Auch kein Zuckerschlecken… beim Nachwuchs der Approbierten
Heilpraktiker für Psychotherapie haben manchmal den Eindruck, auf der falschen Seite des Tisches zu sitzen: In vieler Hinsicht haben es die approbierten Psychologischen Psychotherapeuten einfacher.
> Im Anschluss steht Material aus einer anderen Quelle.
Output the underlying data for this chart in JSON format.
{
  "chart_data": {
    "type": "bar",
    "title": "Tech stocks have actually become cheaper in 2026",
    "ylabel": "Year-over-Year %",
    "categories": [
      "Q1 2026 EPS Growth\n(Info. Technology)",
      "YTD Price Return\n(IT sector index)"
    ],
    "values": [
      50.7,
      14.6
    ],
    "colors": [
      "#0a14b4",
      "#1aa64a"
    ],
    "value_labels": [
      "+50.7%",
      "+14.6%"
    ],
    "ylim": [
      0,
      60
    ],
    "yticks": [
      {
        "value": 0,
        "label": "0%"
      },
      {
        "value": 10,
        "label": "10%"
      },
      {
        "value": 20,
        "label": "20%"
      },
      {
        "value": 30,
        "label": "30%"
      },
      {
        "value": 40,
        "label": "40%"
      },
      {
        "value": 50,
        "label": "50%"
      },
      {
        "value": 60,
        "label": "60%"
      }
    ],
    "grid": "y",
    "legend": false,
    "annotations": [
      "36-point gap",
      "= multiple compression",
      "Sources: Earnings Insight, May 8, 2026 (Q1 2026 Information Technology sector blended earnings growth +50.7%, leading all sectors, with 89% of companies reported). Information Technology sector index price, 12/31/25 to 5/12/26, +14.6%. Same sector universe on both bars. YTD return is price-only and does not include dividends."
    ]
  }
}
Und obwohl die Patientinnen und Patienten sich klar pro Heilpraktiker positionieren, lässt der einschlägige Lobbyismus nichts unversucht, um unseren Berufsstand in Misskredit zu bringen. Doch ein Blick über den Tellerrand zeigt: auch bei den niedergelassenen Psychotherapeuten ist nicht alles Gold was glänzt. Insbesondere der berufliche Nachwuchs hat es schwer:
Hintergrund ist ausgerechnet die für die niedergelassenen Kollegen erforderliche Erlaubnis zur Abrechnung mit den Krankenkassen. Dafür braucht man – neben der Approbation – einen sogenannten Vertragstherapeutensitz. Deren Zahl wurde 1999 festgeschrieben und hat sich seitdem nicht verändert.
Wenn in einem Gebiet alle Vertragstherapeutensitze belegt sind, nennt sich das „Vollversorgung“. Wobei sich diese „Vollversorgung“ aber nicht über Zahl und Bedarf der Patienten definiert, sondern an der Zahl der vor 20 Jahren in diesem Gebiet niedergelassenen Psychotherapeuten bemisst.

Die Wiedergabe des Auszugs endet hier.